Peer review process
Not revised: This Reviewed Preprint includes the authors’ original preprint (without revision), an eLife assessment, public reviews, and a provisional response from the authors.
Read more about eLife’s peer review process.Editors
- Reviewing EditorSofia AraújoUniversitat de Barcelona, Barcelona, Spain
- Senior EditorSofia AraújoUniversitat de Barcelona, Barcelona, Spain
Reviewer #1 (Public review):
Summary:
In this manuscript, Matsuda and collaborators present a model of how tracheal tubulogenesis is controlled in Drosophila embryos. Some of the results backing the model are new, but others are based on information already published by the authors. However, the results in this manuscript present different molecular markers not published before, which agree with previous conclusions. The manuscript also analyses the requirement of the dpp and EGFR signalling pathways for trachealess (trh) maintenance, one of the main tracheal transcription factors.
Strengths:
The two most interesting novel points of the manuscript are:
(1) Its contribution to the analysis of how the dpp and EGFR pathways contribute to the maintenance of trh expression.

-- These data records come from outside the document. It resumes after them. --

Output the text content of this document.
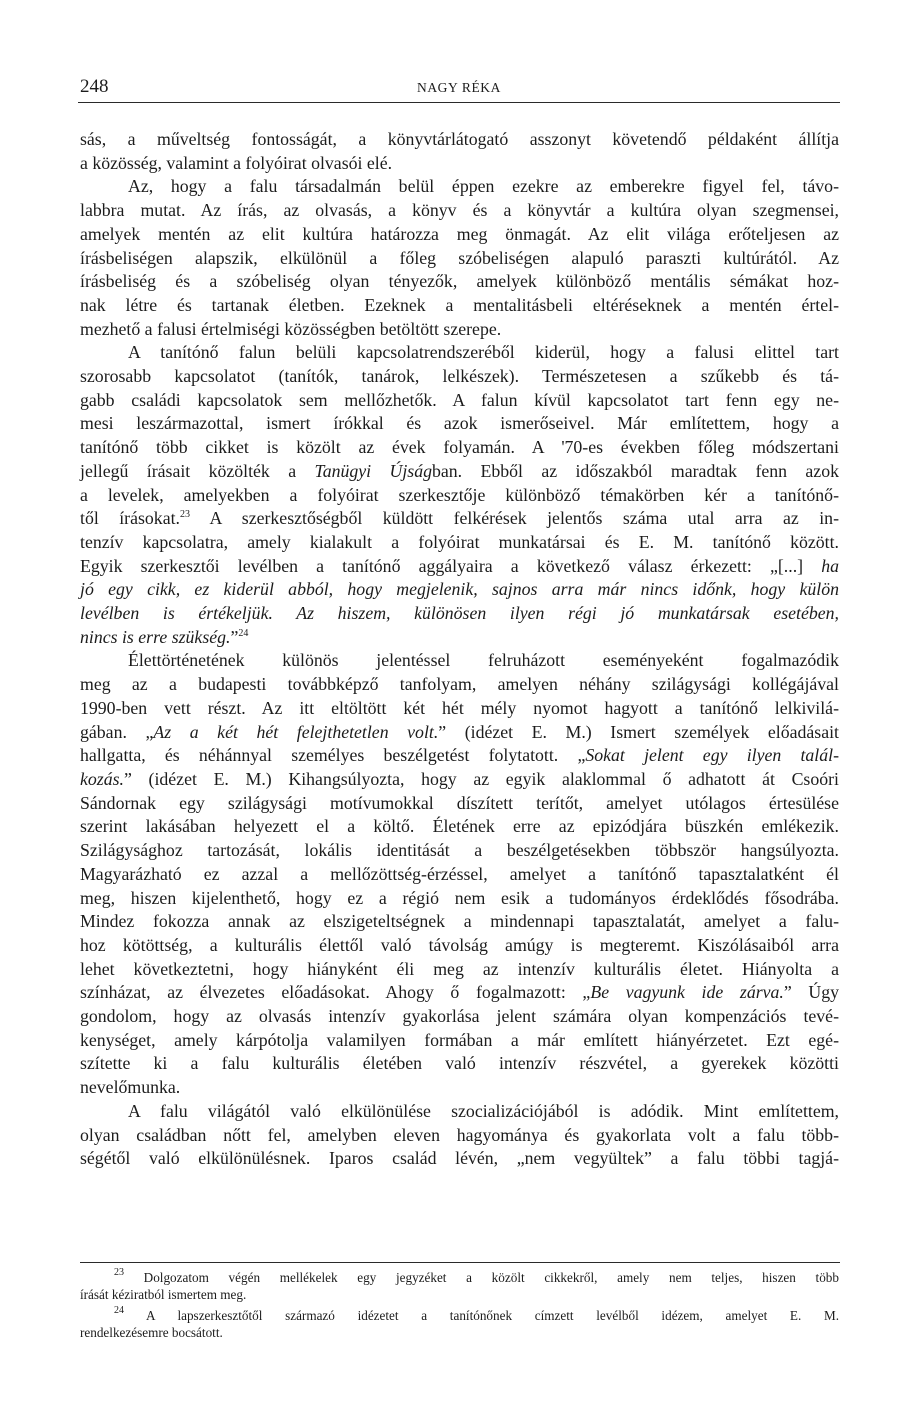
248	NAGY RÉKA

sás, a műveltség fontosságát, a könyvtárlátogató asszonyt követendő példaként állítja
a közösség, valamint a folyóirat olvasói elé.

Az, hogy a falu társadalmán belül éppen ezekre az emberekre figyel fel, távo-
labbra mutat. Az írás, az olvasás, a könyv és a könyvtár a kultúra olyan szegmensei,
amelyek mentén az elit kultúra határozza meg önmagát. Az elit világa erőteljesen az
írásbeliségen alapszik, elkülönül a főleg szóbeliségen alapuló paraszti kultúrától. Az
írásbeliség és a szóbeliség olyan tényezők, amelyek különböző mentális sémákat hoz-
nak létre és tartanak életben. Ezeknek a mentalitásbeli eltéréseknek a mentén értel-
mezhető a falusi értelmiségi közösségben betöltött szerepe.

A tanítónő falun belüli kapcsolatrendszeréből kiderül, hogy a falusi elittel tart
szorosabb kapcsolatot (tanítók, tanárok, lelkészek). Természetesen a szűkebb és tá-
gabb családi kapcsolatok sem mellőzhetők. A falun kívül kapcsolatot tart fenn egy ne-
mesi leszármazottal, ismert írókkal és azok ismerőseivel. Már említettem, hogy a
tanítónő több cikket is közölt az évek folyamán. A '70-es években főleg módszertani
jellegű írásait közölték a Tanügyi Újságban. Ebből az időszakból maradtak fenn azok
a levelek, amelyekben a folyóirat szerkesztője különböző témakörben kér a tanítónő-
től írásokat.$^{23}$ A szerkesztőségből küldött felkérések jelentős száma utal arra az in-
tenzív kapcsolatra, amely kialakult a folyóirat munkatársai és E. M. tanítónő között.
Egyik szerkesztői levélben a tanítónő aggályaira a következő válasz érkezett: „[...] ha
jó egy cikk, ez kiderül abból, hogy megjelenik, sajnos arra már nincs időnk, hogy külön
levélben is értékeljük. Az hiszem, különösen ilyen régi jó munkatársak esetében,
nincs is erre szükség.”$^{24}$

Élettörténetének különös jelentéssel felruházott eseményeként fogalmazódik
meg az a budapesti továbbképző tanfolyam, amelyen néhány szilágysági kollégájával
1990-ben vett részt. Az itt eltöltött két hét mély nyomot hagyott a tanítónő lelkivilá-
gában. „Az a két hét felejthetetlen volt.” (idézet E. M.) Ismert személyek előadásait
hallgatta, és néhánnyal személyes beszélgetést folytatott. „Sokat jelent egy ilyen talál-
kozás.” (idézet E. M.) Kihangsúlyozta, hogy az egyik alaklommal ő adhatott át Csoóri
Sándornak egy szilágysági motívumokkal díszített terítőt, amelyet utólagos értesülése
szerint lakásában helyezett el a költő. Életének erre az epizódjára büszkén emlékezik.
Szilágysághoz tartozását, lokális identitását a beszélgetésekben többször hangsúlyozta.
Magyarázható ez azzal a mellőzöttség-érzéssel, amelyet a tanítónő tapasztalatként él
meg, hiszen kijelenthető, hogy ez a régió nem esik a tudományos érdeklődés fősodrába.
Mindez fokozza annak az elszigeteltségnek a mindennapi tapasztalatát, amelyet a falu-
hoz kötöttség, a kulturális élettől való távolság amúgy is megteremt. Kiszólásaiból arra
lehet következtetni, hogy hiányként éli meg az intenzív kulturális életet. Hiányolta a
színházat, az élvezetes előadásokat. Ahogy ő fogalmazott: „Be vagyunk ide zárva.” Úgy
gondolom, hogy az olvasás intenzív gyakorlása jelent számára olyan kompenzációs tevé-
kenységet, amely kárpótolja valamilyen formában a már említett hiányérzetet. Ezt egé-
szítette ki a falu kulturális életében való intenzív részvétel, a gyerekek közötti
nevelőmunka.

A falu világától való elkülönülése szocializációjából is adódik. Mint említettem,
olyan családban nőtt fel, amelyben eleven hagyománya és gyakorlata volt a falu több-
ségétől való elkülönülésnek. Iparos család lévén, „nem vegyültek” a falu többi tagjá-

$^{23}$ Dolgozatom végén mellékelek egy jegyzéket a közölt cikkekről, amely nem teljes, hiszen több
írását kéziratból ismertem meg.
$^{24}$ A lapszerkesztőtől származó idézetet a tanítónőnek címzett levélből idézem, amelyet E. M.
rendelkezésemre bocsátott.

(2) The experimental evidence showing that mechanical invagination is not a requirement for trh maintenance in the tracheal cells, an intriguing hypothesis previously suggested by (Kondo Hayashi 2019 eLife 8:e45145) that can now be discarded by the data presented in this work.
Weaknesses:
Because of the mixture of new and already published data, this manuscript can be considered as a review/experimental paper.
Already known data:
- The results showing that hh and vvl drive tracheal invaginaton independently of trh are reported in Figure 5 of (Matsuda et al. 2015 eLife 4:e09646).
- The results showing dpp requirement for trh maintenance are partially reported in Figure 6 of (Matsuda 2015 eLife 4:e09646).
Reviewer #2 (Public review):
Summary:
Matsuda et al. investigate the regulatory mechanisms controlling gene expression and morphogenesis in the Drosophila embryonic trachea. Building on previous findings that tracheal invagination can occur independently of trh, they identify extrinsic hh and intrinsic vvl as key regulators that cooperatively promote this process. The study also integrates major signaling pathways (Dpp/BMP and EGFR) in defining tracheal cell identity and demonstrates that Ras activation can upregulate trh. Overall, the work supports a model in which multiple transcription factors and signaling inputs coordinate airway progenitor specification.
Strengths:
This study uses genetic analysis of various mutants to dissect regulatory relationships underlying tracheal development. While the uncoupling of tracheal invagination from trh function has been previously recognized, this work advances the field by identifying hh and vvl as key regulators of invagination independent of trh. The study also integrates multiple signaling pathways, such as Dpp/BMP and EGFR, into a coherent framework for tracheal cell specification. In addition, the demonstration that Ras activation can upregulate trh provides a clear mechanistic link between RTK signaling and transcriptional regulation. Overall, the work offers important and broadly relevant insights into how gene expression and morphogenesis are coordinated during development.
Weaknesses:
Data presentation and clarity of interpretation could be improved. Many images primarily show lateral views of whole embryos, which can make it difficult to fully assess some phenotypes; higher-magnification or sectional views would enhance clarity. There are also some minor inconsistencies in the description of invagination phenotypes, particularly regarding whether all trh+ cells remain in a 2D plane versus indications of partial invagination in hh vvl double mutants blocking apoptosis, which would benefit from further clarification. Finally, some statements in the abstract, especially regarding the role of grn, are not directly supported by data in this study and could be better aligned with the scope of the presented results.